Doch wie kann man sich als junger Mensch auch außerhalb von zuhause engagieren und mehr erreichen, will der 16-jährige Lennie wissen. Die Möglichkeiten seien vielfältig, „vor allem in München“, glaubt Lehrer Tobias Scheurer. An Schulen könne man sich in der Schülervertretung einbringen; das Mindestalter, um einer Partei beizutreten, liegt bei 14 Jahren.
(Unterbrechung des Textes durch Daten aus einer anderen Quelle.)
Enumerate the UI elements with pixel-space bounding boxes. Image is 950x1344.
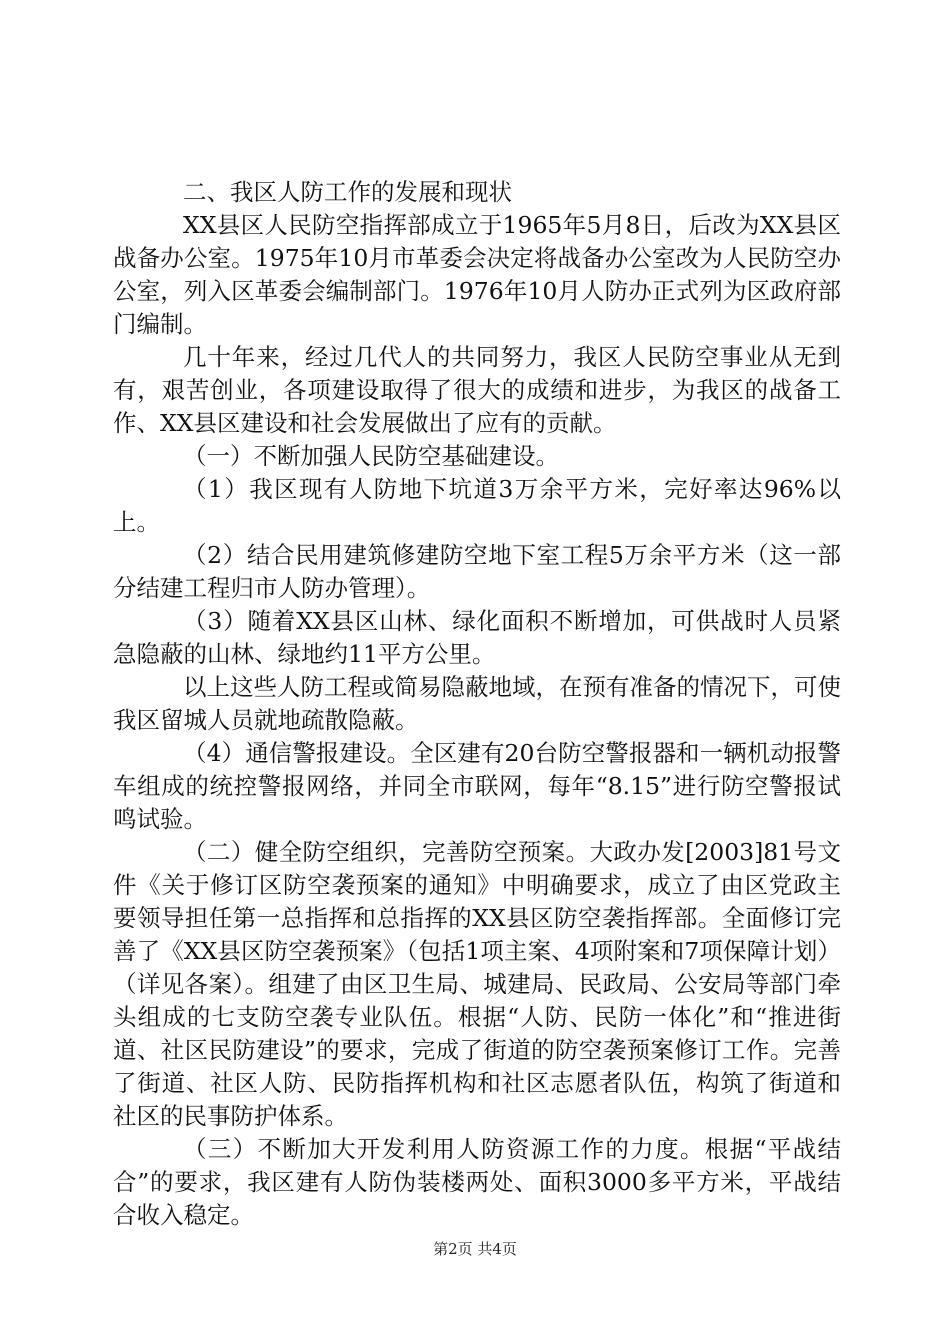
page-number-footer: 第2页 共4页 <box>433 1240 517 1258</box>
paragraph-evacuation: 以上这些人防工程或简易隐蔽地域，在预有准备的情况下，可使我区留城人员就地疏散隐蔽。 <box>113 673 841 734</box>
document-body <box>113 176 841 1232</box>
paragraph-resources: （三）不断加大开发利用人防资源工作的力度。根据“平战结合”的要求，我区建有人防伪装楼两处、面积3000多平方米，平战结合收入稳定。 <box>113 1135 841 1229</box>
list-item-alarms: （4）通信警报建设。全区建有20台防空警报器和一辆机动报警车组成的统控警报网络，并同全市联网，每年“8.15”进行防空警报试鸣试验。 <box>113 739 841 833</box>
list-item-forests: （3）随着XX县区山林、绿化面积不断增加，可供战时人员紧急隐蔽的山林、绿地约11平方公里。 <box>113 607 841 668</box>
paragraph-organization: （二）健全防空组织，完善防空预案。大政办发[2003]81号文件《关于修订区防空袭预案的通知》中明确要求，成立了由区党政主要领导担任第一总指挥和总指挥的XX县区防空袭指挥部。全面修订完善了《XX县区防空袭预案》（包括1项主案、4项附案和7项保障计划）（详见各案）。组建了由区卫生局、城建局、民政局、公安局等部门牵头组成的七支防空袭专业队伍。根据“人防、民防一体化”和“推进街道、社区民防建设”的要求，完成了街道的防空袭预案修订工作。完善了街道、社区人防、民防指挥机构和社区志愿者队伍，构筑了街道和社区的民事防护体系。 <box>113 838 841 1130</box>
paragraph-history: XX县区人民防空指挥部成立于1965年5月8日，后改为XX县区战备办公室。1975年10月市革委会决定将战备办公室改为人民防空办公室，列入区革委会编制部门。1976年10月人防办正式列为区政府部门编制。 <box>113 211 841 338</box>
section-heading: 二、我区人防工作的发展和现状 <box>183 178 512 206</box>
list-item-basements: （2）结合民用建筑修建防空地下室工程5万余平方米（这一部分结建工程归市人防办管理）。 <box>113 541 841 602</box>
list-item-tunnels: （1）我区现有人防地下坑道3万余平方米，完好率达96%以上。 <box>113 475 841 536</box>
subheading-infrastructure: （一）不断加强人民防空基础建设。 <box>183 442 559 470</box>
paragraph-achievements: 几十年来，经过几代人的共同努力，我区人民防空事业从无到有，艰苦创业，各项建设取得了很大的成绩和进步，为我区的战备工作、XX县区建设和社会发展做出了应有的贡献。 <box>113 343 841 437</box>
Auch lohnt sich seiner Meinung nach die Teilnahme an politischen Veranstaltungen wie Demonstrationen, Partei- und Bürgerversammlungen oder Podiumsdiskussionen. „Der erste Schritt ist schwierig, aber es gibt keinen falschen Schritt“, sagt Scheurer.

„Mach dir klar: Welches Thema interessiert dich?“, empfiehlt Livia Josephine Kerp. Ihr politisches Interesse etwa habe im Alter von 13 Jahren begonnen, als sie von der Plastikverschmutzung in den Meeren erfuhr. Mittlerweile setzt sich Kerp für das Wahlrecht ab 16 in Bayern ein und kämpft für ein bundesweites Verbot von K.o.-Tropfen. Im November 2023 sprach sie dazu gar bei einer öffentlichen Anhörung im Bundestag vor.

Das letzte Wort gehört dem Ismaninger SPD-Gemeinderat Bruno Rimmelspacher, der als interessierter Zuhörer unter den jungen Leuten sitzt. Der Initiative des heute 86-Jährigen ist es zu verdanken, dass es seit 1979 eine eigene Musikschule in der Gemeinde gibt. Letztlich brauche es für ein Engagement nur eine Idee sowie etwas Mut und das Interesse, sich dafür einzusetzen, sagt Rimmelsbacher. Er freue sich deshalb über jeden jungen Menschen, welcher sich mit Themen und Anliegen aus der neuen Generation in die Politik einbringen will und diese so verjüngt.